People & Events
Militarization of the WASPs

More than thirty years after the WASPs were disbanded in December 1944, the
women pilots of World War II were shocked by a series of headlines in the
paper. The U.S. Air Force announced that women were going to be allowed to
serve as military pilots for the first time. WASPs from all over the country
were incensed that their service to the country had been totally overlooked.
"When the Air Force Academy decided they were going to take women, and they
made the announcement that for the first time in history women were going to
fly military aircraft, it really set a bomb under all of us," one WASP later
recalled. "I thought: 'Come on, after all we put into that program."
Much had changed in America since a powerful male pilots lobby shut down the
WASP at the end of 1944. In the final months of its existence, the program was
under constant attack in the media. "NOT CREATED BY CONGRESS" declared one
headline. One writer quoted an unnamed source who predicted the imminent
demise of the organization. "We'll wake up one of these mornings," the
informant allegedly said, "to discover there are no more WASPS to sting the
taxpayers and keep thoroughly experienced men out of flying jobs." By
contrast, reporters in 1977 were moved and intrigued by the women who had flown
military planes during the Second World War.
In the 1940s the media saw no justification in the women's demands for military
benefits. By 1977, reporters felt the lack of benefits was an injustice. One
writer explained to readers that when a young female pilot died flying military
planes, not only was her funeral not paid for by the U.S. government, her
friends on base often had to pass a hat to pay to ship her body home.
In 1976 the WASPs found a powerful champion on Capitol Hill in former World War
II pilot Senator Barry Goldwater. His first attempt to have the status of the
WASPs officially changed to that of World War II veterans came in an amendment
to an obscure bill that had already passed the House. The House voted against
Goldwater's amendment. But the Senator from Arizona was not deterred. The
following year he presented a WASP bill to the Senate that called for military
recognition of the WASPs. In his presentation he threatened to attach a WASP
amendment to every piece of legislation that he introduced into the upper
chamber if opponents in the Senate continued to block the WASP bill.
The WASPs themselves were able to whip up much public and congressional
support. Now that several decades had passed since the end of the war, the
women were free to discuss publicly what had at the time been classified
missions. They talked about their flights and the risks they had taken, and
they got members of the public to sign petitions. One WASP discovered an
especially good spot for collecting signatures: the lines outside movie
theaters for that year's blockbuster movie, Star Wars.

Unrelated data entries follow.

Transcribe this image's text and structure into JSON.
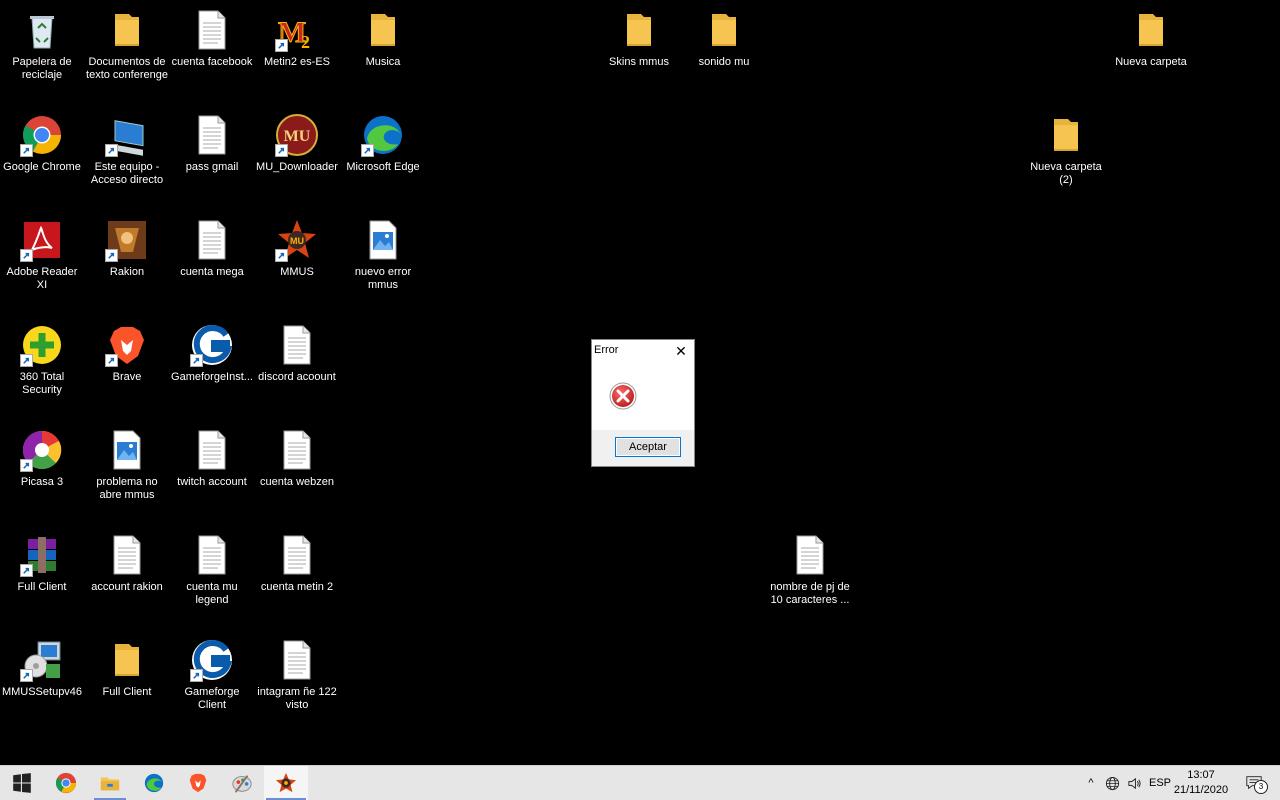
{
  "desktop": {
    "icons": [
      {
        "label": "Papelera de reciclaje",
        "type": "recycle-bin"
      },
      {
        "label": "Documentos de texto conferenge",
        "type": "folder"
      },
      {
        "label": "cuenta facebook",
        "type": "text-file"
      },
      {
        "label": "Metin2 es-ES",
        "type": "metin2"
      },
      {
        "label": "Musica",
        "type": "folder"
      },
      {
        "label": "Skins mmus",
        "type": "folder"
      },
      {
        "label": "sonido mu",
        "type": "folder"
      },
      {
        "label": "Nueva carpeta",
        "type": "folder"
      },
      {
        "label": "Google Chrome",
        "type": "chrome"
      },
      {
        "label": "Este equipo - Acceso directo",
        "type": "computer"
      },
      {
        "label": "pass gmail",
        "type": "text-file"
      },
      {
        "label": "MU_Downloader",
        "type": "mu-downloader"
      },
      {
        "label": "Microsoft Edge",
        "type": "edge"
      },
      {
        "label": "Nueva carpeta (2)",
        "type": "folder"
      },
      {
        "label": "Adobe Reader XI",
        "type": "adobe"
      },
      {
        "label": "Rakion",
        "type": "rakion"
      },
      {
        "label": "cuenta mega",
        "type": "text-file"
      },
      {
        "label": "MMUS",
        "type": "mmus"
      },
      {
        "label": "nuevo error mmus",
        "type": "image-file"
      },
      {
        "label": "360 Total Security",
        "type": "security360"
      },
      {
        "label": "Brave",
        "type": "brave"
      },
      {
        "label": "GameforgeInst...",
        "type": "gameforge"
      },
      {
        "label": "discord acoount",
        "type": "text-file"
      },
      {
        "label": "Picasa 3",
        "type": "picasa"
      },
      {
        "label": "problema no abre mmus",
        "type": "image-file"
      },
      {
        "label": "twitch account",
        "type": "text-file"
      },
      {
        "label": "cuenta webzen",
        "type": "text-file"
      },
      {
        "label": "Full Client",
        "type": "winrar"
      },
      {
        "label": "account rakion",
        "type": "text-file"
      },
      {
        "label": "cuenta mu legend",
        "type": "text-file"
      },
      {
        "label": "cuenta metin 2",
        "type": "text-file"
      },
      {
        "label": "nombre de pj de 10 caracteres ...",
        "type": "text-file"
      },
      {
        "label": "MMUSSetupv46",
        "type": "installer"
      },
      {
        "label": "Full Client",
        "type": "folder"
      },
      {
        "label": "Gameforge Client",
        "type": "gameforge"
      },
      {
        "label": "intagram ñe 122 visto",
        "type": "text-file"
      }
    ]
  },
  "dialog": {
    "title": "Error",
    "close_glyph": "✕",
    "ok_label": "Aceptar"
  },
  "taskbar": {
    "language": "ESP",
    "time": "13:07",
    "date": "21/11/2020",
    "notification_count": "3",
    "tray_chevron": "^"
  },
  "colors": {
    "desktop_bg": "#000000",
    "taskbar_bg": "#e6e6e6",
    "folder": "#f5c451",
    "accent": "#0078d7",
    "error_red": "#d32f2f"
  }
}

The WASPs did meet powerful opposition from several quarters, including
President Jimmy Carter, the American Legion, the Veterans of Foreign Wars and
the Veterans Administration. The latter in particular argued that if the WASPs
were granted veteran benefits, then other civilian organizations that had
supported the war effort -- the Civil Air Patrol for example -- would also
begin to lobby for military recognition. In testimony before the Senate
Committee on Veterans' Affairs, the son of World War II General Hap Arnold
outlined clearly why the WASPs were essentially not a civilian unit. Both
Colonel Bruce Arnold and WASP veterans described the military training, the top
secret missions, the drills, the uniforms and side arms that made the WASP a
military rather than a civilian organization.

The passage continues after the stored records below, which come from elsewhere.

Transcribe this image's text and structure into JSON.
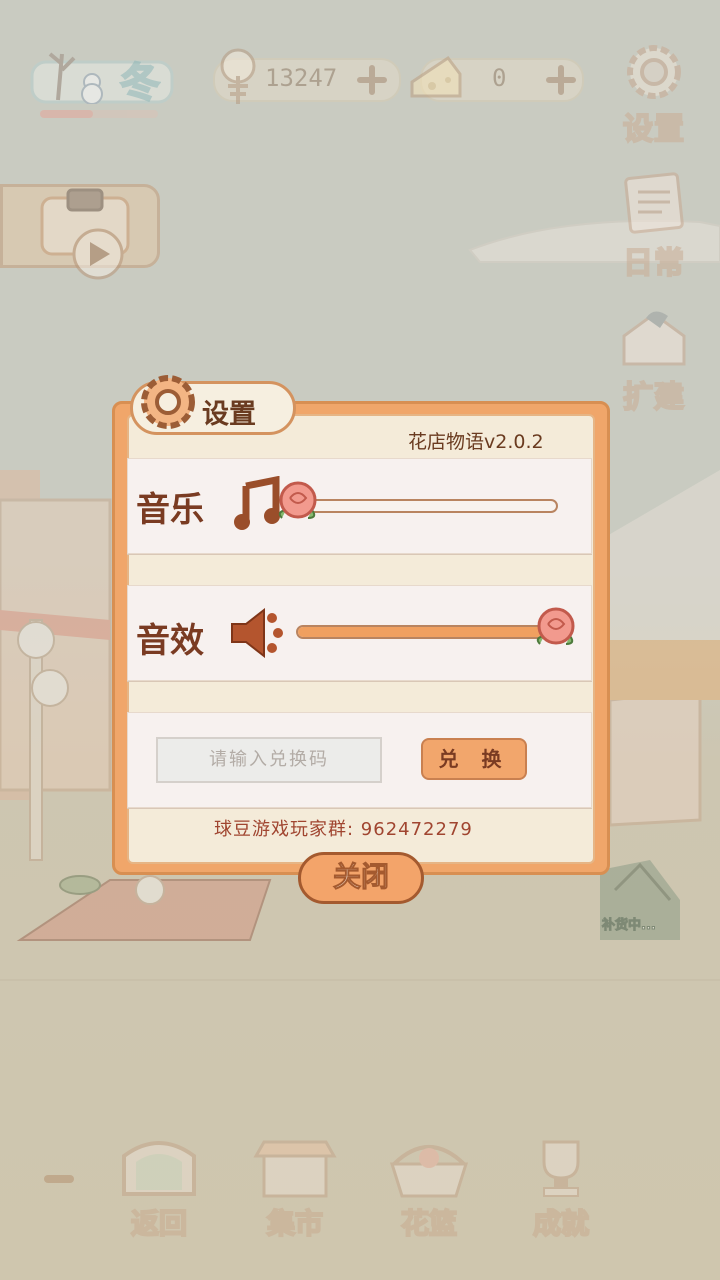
{
  "hud": {
    "season_label": "冬",
    "season_progress": 0.45,
    "fish_count": "13247",
    "cheese_count": "0"
  },
  "side_menu": {
    "settings": "设置",
    "daily": "日常",
    "expand": "扩建"
  },
  "settings_dialog": {
    "title": "设置",
    "version": "花店物语v2.0.2",
    "music_label": "音乐",
    "music_level": 0,
    "sfx_label": "音效",
    "sfx_level": 1,
    "code_placeholder": "请输入兑换码",
    "redeem_label": "兑 换",
    "player_group": "球豆游戏玩家群: 962472279",
    "close_label": "关闭"
  },
  "scene": {
    "shop_sign": "补货中..."
  },
  "bottom_nav": {
    "back": "返回",
    "market": "集市",
    "basket": "花篮",
    "achievements": "成就"
  },
  "colors": {
    "dialog_orange": "#f0a66a",
    "text_brown": "#6a3b20",
    "backdrop": "#c9cbc1"
  }
}
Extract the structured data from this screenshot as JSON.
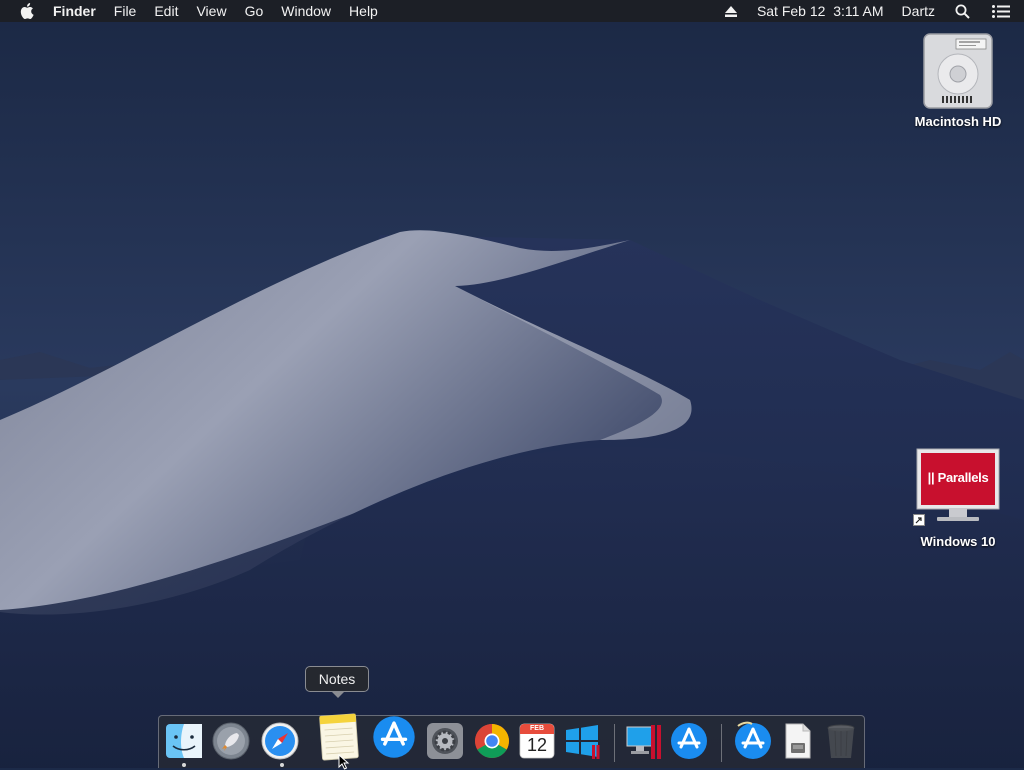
{
  "menubar": {
    "apple_icon": "apple-icon",
    "app_name": "Finder",
    "menus": [
      "File",
      "Edit",
      "View",
      "Go",
      "Window",
      "Help"
    ],
    "eject_icon": "eject-icon",
    "datetime": "Sat Feb 12  3:11 AM",
    "user": "Dartz",
    "search_icon": "spotlight-search-icon",
    "notification_icon": "notification-center-icon"
  },
  "desktop": {
    "icons": [
      {
        "label": "Macintosh HD",
        "icon": "hard-drive-icon"
      },
      {
        "label": "Windows 10",
        "icon": "parallels-vm-icon",
        "badge_text": "|| Parallels"
      }
    ]
  },
  "tooltip": {
    "text": "Notes"
  },
  "dock": {
    "items": [
      {
        "name": "Finder",
        "icon": "finder-icon",
        "running": true
      },
      {
        "name": "Launchpad",
        "icon": "launchpad-icon",
        "running": false
      },
      {
        "name": "Safari",
        "icon": "safari-icon",
        "running": true
      },
      {
        "name": "Notes",
        "icon": "notes-icon",
        "running": false
      },
      {
        "name": "App Store",
        "icon": "app-store-icon",
        "running": false
      },
      {
        "name": "System Preferences",
        "icon": "system-preferences-icon",
        "running": false
      },
      {
        "name": "Google Chrome",
        "icon": "chrome-icon",
        "running": false
      },
      {
        "name": "Calendar",
        "icon": "calendar-icon",
        "running": false,
        "month": "FEB",
        "day": "12"
      },
      {
        "name": "Windows 10",
        "icon": "windows-parallels-icon",
        "running": false
      },
      {
        "name": "Parallels Desktop",
        "icon": "parallels-desktop-icon",
        "running": false
      },
      {
        "name": "App Store",
        "icon": "app-store-icon",
        "running": false
      },
      {
        "name": "Downloads",
        "icon": "app-store-folder-icon",
        "running": false
      },
      {
        "name": "Document",
        "icon": "document-icon",
        "running": false
      },
      {
        "name": "Trash",
        "icon": "trash-icon",
        "running": false
      }
    ]
  },
  "colors": {
    "menubar_bg": "#1c1e24",
    "sky": "#1c2a48",
    "parallels_red": "#c8102e",
    "appstore_blue": "#1a8cf0"
  }
}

The WASPs hoped to prove both that the Army had intended to officially
militarize them and that in many ways they were a de facto part of the
military before the end of the war. In his testimony before a House committee,
Colonel Arnold outlined what he called his father's intentions to militarize
the WASPs. He concluded his remarks with an impassioned plea: "...Who is more
deserving, a young girl, flying on written official military orders who is shot
down and killed by our own anti-aircraft artillery while carrying out those
orders, or a young finance clerk with an eight to five job in a Denver
office?... We hope that this committee will remember that the WASP too have
borne the battle, a battle that left 79 of them killed or injured. Not to care
for them also makes a mockery of the motto of the Veterans Administration as
well as the whole Veterans Administration system in our country."
A former WASP commanding officer, Byrd Howell Granger, compiled a dossier of
more than 100 pages of documents showing that the WASPs were subject to
military discipline, that they were assigned to top secret missions, and that
many of them received service ribbons after their units were disbanded. One
document more than any other was especially persuasive. It was an Honorable
Discharge certificate granted to WASP Helen Porter by her commanding officer at
Strother Field in Kansas. It read: "This is to certify that Helen Porter
honorably served in active Federal Service in the Army of the United States."
In the fall of 1977, both the House and the Senate voted to grant the WASPs
military status and to make the women pilots eligible for veterans benefits.
For many of the WASPs, the victory meant more than financial support from the
government. It was an acknowledgment of their service and accomplishments
during the war. One veteran said, "We were finally recognized for what we had
done thirty years before." Another added that the measure "gave the families
of the girls that were killed a feeling that they died for their country." The
victory also meant that a few days after Congress' decision, Colonel Arnold
could triumphantly tell a WASP that she could and should put the Stars and
Stripes on the grave of a WASP colleague to commemorate Veterans Day.